Montgomery was lauded for being the state’s only school system with a policy limiting foods with certain dyes and chemicals. But Montgomery scored lower on easy access to drinking water at lunch, school-based salad bars and limiting vending machines to healthier items even after school hours end.
Marla Caplon, director of food and nutrition services in Montgomery, said the report card was too narrowly focused and not a fair reflection of the county’s approach. Twenty-five schools have salad bars, she said, but middle schools and high schools offer an entree salad daily, and fresh fruits and vegetables are offered at all schools every day. She also said elementary students who get school lunches are offered free bottles of water.
“The reality is, this report did not focus on the big picture,” she said.
Montgomery seeks out whole grains, fresh produce and items that are low in fat, sodium and calories, Caplon said. About 20 percent of food is made from scratch, including soups, sauces, chili, taco meat, chicken and beef barbecue, and salad dressings, she said.

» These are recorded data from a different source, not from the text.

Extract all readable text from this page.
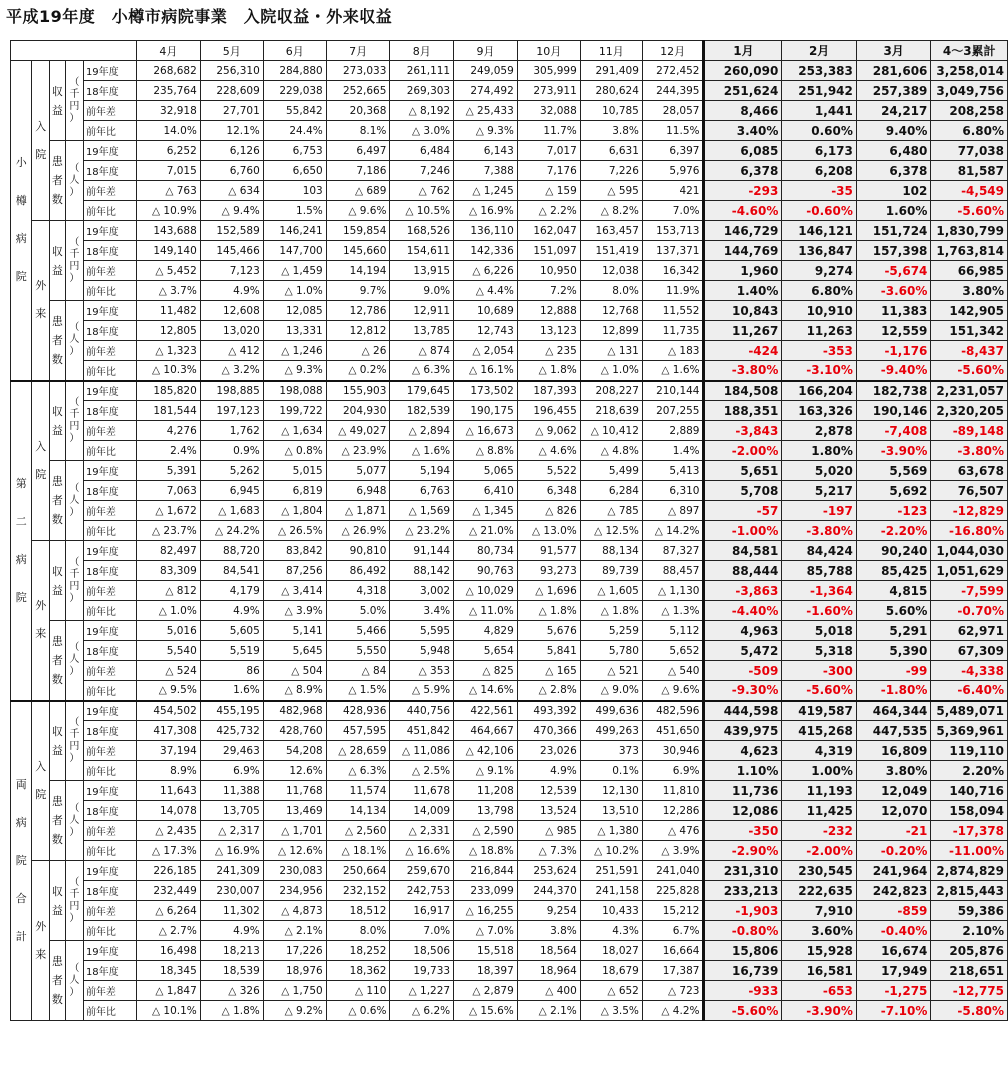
平成19年度　小樽市病院事業　入院収益・外来収益
					4月	5月	6月	7月	8月	9月	10月	11月	12月	1月	2月	3月	4～3累計
小
樽
病
院	入
院	収
益	（
千
円
）	19年度	268,682	256,310	284,880	273,033	261,111	249,059	305,999	291,409	272,452	260,090	253,383	281,606	3,258,014
				18年度	235,764	228,609	229,038	252,665	269,303	274,492	273,911	280,624	244,395	251,624	251,942	257,389	3,049,756
				前年差	32,918	27,701	55,842	20,368	△ 8,192	△ 25,433	32,088	10,785	28,057	8,466	1,441	24,217	208,258
				前年比	14.0%	12.1%	24.4%	8.1%	△ 3.0%	△ 9.3%	11.7%	3.8%	11.5%	3.40%	0.60%	9.40%	6.80%
		患
者
数	（
人
）	19年度	6,252	6,126	6,753	6,497	6,484	6,143	7,017	6,631	6,397	6,085	6,173	6,480	77,038
				18年度	7,015	6,760	6,650	7,186	7,246	7,388	7,176	7,226	5,976	6,378	6,208	6,378	81,587
				前年差	△ 763	△ 634	103	△ 689	△ 762	△ 1,245	△ 159	△ 595	421	-293	-35	102	-4,549
				前年比	△ 10.9%	△ 9.4%	1.5%	△ 9.6%	△ 10.5%	△ 16.9%	△ 2.2%	△ 8.2%	7.0%	-4.60%	-0.60%	1.60%	-5.60%
	外
来	収
益	（
千
円
）	19年度	143,688	152,589	146,241	159,854	168,526	136,110	162,047	163,457	153,713	146,729	146,121	151,724	1,830,799
				18年度	149,140	145,466	147,700	145,660	154,611	142,336	151,097	151,419	137,371	144,769	136,847	157,398	1,763,814
				前年差	△ 5,452	7,123	△ 1,459	14,194	13,915	△ 6,226	10,950	12,038	16,342	1,960	9,274	-5,674	66,985
				前年比	△ 3.7%	4.9%	△ 1.0%	9.7%	9.0%	△ 4.4%	7.2%	8.0%	11.9%	1.40%	6.80%	-3.60%	3.80%
		患
者
数	（
人
）	19年度	11,482	12,608	12,085	12,786	12,911	10,689	12,888	12,768	11,552	10,843	10,910	11,383	142,905
				18年度	12,805	13,020	13,331	12,812	13,785	12,743	13,123	12,899	11,735	11,267	11,263	12,559	151,342
				前年差	△ 1,323	△ 412	△ 1,246	△ 26	△ 874	△ 2,054	△ 235	△ 131	△ 183	-424	-353	-1,176	-8,437
				前年比	△ 10.3%	△ 3.2%	△ 9.3%	△ 0.2%	△ 6.3%	△ 16.1%	△ 1.8%	△ 1.0%	△ 1.6%	-3.80%	-3.10%	-9.40%	-5.60%
第
二
病
院	入
院	収
益	（
千
円
）	19年度	185,820	198,885	198,088	155,903	179,645	173,502	187,393	208,227	210,144	184,508	166,204	182,738	2,231,057
				18年度	181,544	197,123	199,722	204,930	182,539	190,175	196,455	218,639	207,255	188,351	163,326	190,146	2,320,205
				前年差	4,276	1,762	△ 1,634	△ 49,027	△ 2,894	△ 16,673	△ 9,062	△ 10,412	2,889	-3,843	2,878	-7,408	-89,148
				前年比	2.4%	0.9%	△ 0.8%	△ 23.9%	△ 1.6%	△ 8.8%	△ 4.6%	△ 4.8%	1.4%	-2.00%	1.80%	-3.90%	-3.80%
		患
者
数	（
人
）	19年度	5,391	5,262	5,015	5,077	5,194	5,065	5,522	5,499	5,413	5,651	5,020	5,569	63,678
				18年度	7,063	6,945	6,819	6,948	6,763	6,410	6,348	6,284	6,310	5,708	5,217	5,692	76,507
				前年差	△ 1,672	△ 1,683	△ 1,804	△ 1,871	△ 1,569	△ 1,345	△ 826	△ 785	△ 897	-57	-197	-123	-12,829
				前年比	△ 23.7%	△ 24.2%	△ 26.5%	△ 26.9%	△ 23.2%	△ 21.0%	△ 13.0%	△ 12.5%	△ 14.2%	-1.00%	-3.80%	-2.20%	-16.80%
	外
来	収
益	（
千
円
）	19年度	82,497	88,720	83,842	90,810	91,144	80,734	91,577	88,134	87,327	84,581	84,424	90,240	1,044,030
				18年度	83,309	84,541	87,256	86,492	88,142	90,763	93,273	89,739	88,457	88,444	85,788	85,425	1,051,629
				前年差	△ 812	4,179	△ 3,414	4,318	3,002	△ 10,029	△ 1,696	△ 1,605	△ 1,130	-3,863	-1,364	4,815	-7,599
				前年比	△ 1.0%	4.9%	△ 3.9%	5.0%	3.4%	△ 11.0%	△ 1.8%	△ 1.8%	△ 1.3%	-4.40%	-1.60%	5.60%	-0.70%
		患
者
数	（
人
）	19年度	5,016	5,605	5,141	5,466	5,595	4,829	5,676	5,259	5,112	4,963	5,018	5,291	62,971
				18年度	5,540	5,519	5,645	5,550	5,948	5,654	5,841	5,780	5,652	5,472	5,318	5,390	67,309
				前年差	△ 524	86	△ 504	△ 84	△ 353	△ 825	△ 165	△ 521	△ 540	-509	-300	-99	-4,338
				前年比	△ 9.5%	1.6%	△ 8.9%	△ 1.5%	△ 5.9%	△ 14.6%	△ 2.8%	△ 9.0%	△ 9.6%	-9.30%	-5.60%	-1.80%	-6.40%
両
病
院
合
計	入
院	収
益	（
千
円
）	19年度	454,502	455,195	482,968	428,936	440,756	422,561	493,392	499,636	482,596	444,598	419,587	464,344	5,489,071
				18年度	417,308	425,732	428,760	457,595	451,842	464,667	470,366	499,263	451,650	439,975	415,268	447,535	5,369,961
				前年差	37,194	29,463	54,208	△ 28,659	△ 11,086	△ 42,106	23,026	373	30,946	4,623	4,319	16,809	119,110
				前年比	8.9%	6.9%	12.6%	△ 6.3%	△ 2.5%	△ 9.1%	4.9%	0.1%	6.9%	1.10%	1.00%	3.80%	2.20%
		患
者
数	（
人
）	19年度	11,643	11,388	11,768	11,574	11,678	11,208	12,539	12,130	11,810	11,736	11,193	12,049	140,716
				18年度	14,078	13,705	13,469	14,134	14,009	13,798	13,524	13,510	12,286	12,086	11,425	12,070	158,094
				前年差	△ 2,435	△ 2,317	△ 1,701	△ 2,560	△ 2,331	△ 2,590	△ 985	△ 1,380	△ 476	-350	-232	-21	-17,378
				前年比	△ 17.3%	△ 16.9%	△ 12.6%	△ 18.1%	△ 16.6%	△ 18.8%	△ 7.3%	△ 10.2%	△ 3.9%	-2.90%	-2.00%	-0.20%	-11.00%
	外
来	収
益	（
千
円
）	19年度	226,185	241,309	230,083	250,664	259,670	216,844	253,624	251,591	241,040	231,310	230,545	241,964	2,874,829
				18年度	232,449	230,007	234,956	232,152	242,753	233,099	244,370	241,158	225,828	233,213	222,635	242,823	2,815,443
				前年差	△ 6,264	11,302	△ 4,873	18,512	16,917	△ 16,255	9,254	10,433	15,212	-1,903	7,910	-859	59,386
				前年比	△ 2.7%	4.9%	△ 2.1%	8.0%	7.0%	△ 7.0%	3.8%	4.3%	6.7%	-0.80%	3.60%	-0.40%	2.10%
		患
者
数	（
人
）	19年度	16,498	18,213	17,226	18,252	18,506	15,518	18,564	18,027	16,664	15,806	15,928	16,674	205,876
				18年度	18,345	18,539	18,976	18,362	19,733	18,397	18,964	18,679	17,387	16,739	16,581	17,949	218,651
				前年差	△ 1,847	△ 326	△ 1,750	△ 110	△ 1,227	△ 2,879	△ 400	△ 652	△ 723	-933	-653	-1,275	-12,775
				前年比	△ 10.1%	△ 1.8%	△ 9.2%	△ 0.6%	△ 6.2%	△ 15.6%	△ 2.1%	△ 3.5%	△ 4.2%	-5.60%	-3.90%	-7.10%	-5.80%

“At the end of the day, we know we have students that can’t learn if they are hungry,” she said. “We have to find items that meet the guidelines, that are healthy and that a student will accept.”
Neighboring Prince George’s County received some of its highest marks for from-scratch cooking and menu variety. But it drew zeros on providing salad bars and offering transparency about food ingredients, nutrition facts and snacks offered in its cafeterias.
Prince George’s school officials said in a statement that menus are planned by child nutrition professionals and exceed minimum federal requirements. Lunch offerings include hot entrees, salad platters, sandwiches on whole-grain breads, fruits and vegetables, and nonfat milk, they said, while snack items comply with federal standards.
The report cards were mostly based on interviews with food service staff and an examination of food-related policy documents, menus and other materials, said Parsons, who four years ago co-founded the group Real Food for Kids — Montgomery.
The scoring was done on a bell curve. Without the grading curve, Parsons said, all of the state’s school systems would have failed.
In earlier years, the Healthy School Food Maryland coalition worked for change in food-related policies and practices at schools through legislative efforts in Annapolis. The report card is a way to spur change through incentives rather than mandates, Parsons said. The group plans to send recommendations to school systems.
“Now that they know they will be graded,” she said, “we anticipate they will work toward these criteria.”